Everyone gets treasure. Saying that someone can burn a significant amount of their treasure, that everyone can do, doesn't say much about what's special about their actual class.
Especially when the rogue needs to spend more of his treasure on his weapon(s) and armor than the wizard for basic functionality, so is behind the ball to start.
It's less obvious in a group that is not diverse and uses more random treasure. The DM goes "You find a wand of bark skin" and no one can use it, so the rogue goes "Well, I need a 10 on the die, but guess I'll take it". In my experience, that's fairly rare and that's effectively party treasure anyways. The rogue can eventually pick up, say, a wand of fireball, but it'll be with a horrible DC 14 and only 5d6 damage, at a point when the campaign has moved onto DC 22 12+d6 damages (or flat out save & suck).

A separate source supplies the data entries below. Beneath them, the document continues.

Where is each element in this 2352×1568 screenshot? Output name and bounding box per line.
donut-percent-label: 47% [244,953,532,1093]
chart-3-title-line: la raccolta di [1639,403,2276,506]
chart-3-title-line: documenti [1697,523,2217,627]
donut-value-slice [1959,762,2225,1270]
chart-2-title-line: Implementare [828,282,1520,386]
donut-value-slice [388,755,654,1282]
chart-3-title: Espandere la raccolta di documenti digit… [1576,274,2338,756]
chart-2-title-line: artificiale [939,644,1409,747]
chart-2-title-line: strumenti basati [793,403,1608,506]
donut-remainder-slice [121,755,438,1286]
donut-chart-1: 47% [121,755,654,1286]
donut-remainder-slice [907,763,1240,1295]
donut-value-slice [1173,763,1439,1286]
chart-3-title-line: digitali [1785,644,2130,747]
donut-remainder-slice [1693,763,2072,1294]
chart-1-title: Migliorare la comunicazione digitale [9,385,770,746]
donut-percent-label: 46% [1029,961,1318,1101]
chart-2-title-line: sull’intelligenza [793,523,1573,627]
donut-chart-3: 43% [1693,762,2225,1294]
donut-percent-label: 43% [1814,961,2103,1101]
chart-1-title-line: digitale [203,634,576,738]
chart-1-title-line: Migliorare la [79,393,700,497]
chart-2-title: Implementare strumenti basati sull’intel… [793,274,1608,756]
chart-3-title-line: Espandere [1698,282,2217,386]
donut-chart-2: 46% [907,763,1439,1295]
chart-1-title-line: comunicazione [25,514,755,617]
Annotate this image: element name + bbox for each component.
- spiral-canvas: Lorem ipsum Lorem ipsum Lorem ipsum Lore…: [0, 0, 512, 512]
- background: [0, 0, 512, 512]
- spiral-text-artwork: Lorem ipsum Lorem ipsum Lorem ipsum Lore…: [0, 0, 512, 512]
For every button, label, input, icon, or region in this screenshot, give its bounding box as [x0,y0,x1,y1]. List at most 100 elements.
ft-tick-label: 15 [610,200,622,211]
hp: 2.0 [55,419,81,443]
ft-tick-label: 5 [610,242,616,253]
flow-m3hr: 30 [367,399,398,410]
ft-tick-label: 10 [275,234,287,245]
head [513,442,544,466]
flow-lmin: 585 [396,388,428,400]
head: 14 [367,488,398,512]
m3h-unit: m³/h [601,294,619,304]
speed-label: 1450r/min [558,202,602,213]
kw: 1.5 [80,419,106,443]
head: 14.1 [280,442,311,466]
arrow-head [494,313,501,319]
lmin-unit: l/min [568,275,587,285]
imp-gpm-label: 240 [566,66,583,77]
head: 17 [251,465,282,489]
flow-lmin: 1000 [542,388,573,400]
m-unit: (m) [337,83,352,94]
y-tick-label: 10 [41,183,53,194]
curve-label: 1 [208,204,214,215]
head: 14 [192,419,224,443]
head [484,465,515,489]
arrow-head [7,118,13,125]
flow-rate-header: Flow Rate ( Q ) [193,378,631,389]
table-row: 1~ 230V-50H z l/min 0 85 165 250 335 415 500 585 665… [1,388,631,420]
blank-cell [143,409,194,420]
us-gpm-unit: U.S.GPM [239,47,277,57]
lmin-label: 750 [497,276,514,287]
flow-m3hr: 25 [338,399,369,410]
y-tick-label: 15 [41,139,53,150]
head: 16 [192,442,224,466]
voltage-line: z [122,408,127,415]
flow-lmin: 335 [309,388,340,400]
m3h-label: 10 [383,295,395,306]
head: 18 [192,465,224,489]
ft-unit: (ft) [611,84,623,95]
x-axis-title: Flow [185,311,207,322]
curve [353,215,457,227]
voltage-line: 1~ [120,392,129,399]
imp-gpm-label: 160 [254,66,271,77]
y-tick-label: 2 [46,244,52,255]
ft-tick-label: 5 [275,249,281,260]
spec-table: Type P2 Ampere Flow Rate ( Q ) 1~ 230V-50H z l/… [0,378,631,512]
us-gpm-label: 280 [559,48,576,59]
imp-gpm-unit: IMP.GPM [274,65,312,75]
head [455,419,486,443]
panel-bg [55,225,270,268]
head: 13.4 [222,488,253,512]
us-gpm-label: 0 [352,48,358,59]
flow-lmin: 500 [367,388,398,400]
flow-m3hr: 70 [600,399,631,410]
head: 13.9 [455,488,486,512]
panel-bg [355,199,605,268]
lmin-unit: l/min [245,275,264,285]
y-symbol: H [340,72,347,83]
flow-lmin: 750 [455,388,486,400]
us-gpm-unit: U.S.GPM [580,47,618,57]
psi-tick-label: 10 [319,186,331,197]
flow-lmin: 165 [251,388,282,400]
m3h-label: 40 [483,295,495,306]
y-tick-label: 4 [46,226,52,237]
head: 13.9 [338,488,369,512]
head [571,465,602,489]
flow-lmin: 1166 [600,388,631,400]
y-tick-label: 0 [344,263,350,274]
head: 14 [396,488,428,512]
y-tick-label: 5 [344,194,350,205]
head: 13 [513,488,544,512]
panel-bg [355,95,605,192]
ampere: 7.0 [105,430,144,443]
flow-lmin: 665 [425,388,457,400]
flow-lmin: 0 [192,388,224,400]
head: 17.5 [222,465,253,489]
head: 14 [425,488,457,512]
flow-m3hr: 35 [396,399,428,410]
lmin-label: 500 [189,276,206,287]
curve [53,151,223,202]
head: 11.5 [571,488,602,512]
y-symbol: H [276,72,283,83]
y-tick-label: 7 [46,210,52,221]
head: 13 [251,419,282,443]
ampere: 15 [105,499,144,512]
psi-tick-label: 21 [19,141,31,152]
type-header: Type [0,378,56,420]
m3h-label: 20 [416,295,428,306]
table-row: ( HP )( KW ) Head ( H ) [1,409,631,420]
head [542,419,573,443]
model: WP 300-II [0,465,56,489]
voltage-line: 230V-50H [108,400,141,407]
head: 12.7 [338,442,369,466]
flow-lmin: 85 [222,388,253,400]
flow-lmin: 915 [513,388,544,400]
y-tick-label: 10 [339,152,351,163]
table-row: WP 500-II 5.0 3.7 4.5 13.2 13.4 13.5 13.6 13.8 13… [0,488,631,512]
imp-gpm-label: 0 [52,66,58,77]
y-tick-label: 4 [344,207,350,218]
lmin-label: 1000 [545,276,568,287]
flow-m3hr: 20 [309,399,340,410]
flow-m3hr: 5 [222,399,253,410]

But, sure. In infinite treasure land, the rogue does awesome with use magic device. In infinite treasure land, use magic device is so awesome that _everyone in the party takes it_.
That's just talking about the UMD skill.
That's not talking about all the other skills, plus class abilities like Uncanny Dodge, Evasion, Special Ability, Sneak Attack, etc...
These conversations are all about what "can" be done so the Wizard doesn't get to be the only one who enjoys that spotlight.
If we are going to trow in those limitations that actually happen in real life games then the same needs to go for the Wizard. Not all Wizards have just the right spell memorized, monsters who are standing in the right place, fail their saving throws, magic shops, having time to actually buff before hand, finding other spells besides your 2 per day etc...
I could say that a Wizard is highly dependent on certain things happening but every time that's mentioned the old "well it could happen" excuse pops up.
You can't turn a blind eye when it comes to the Wizard arguments but focus like a laser on other classes.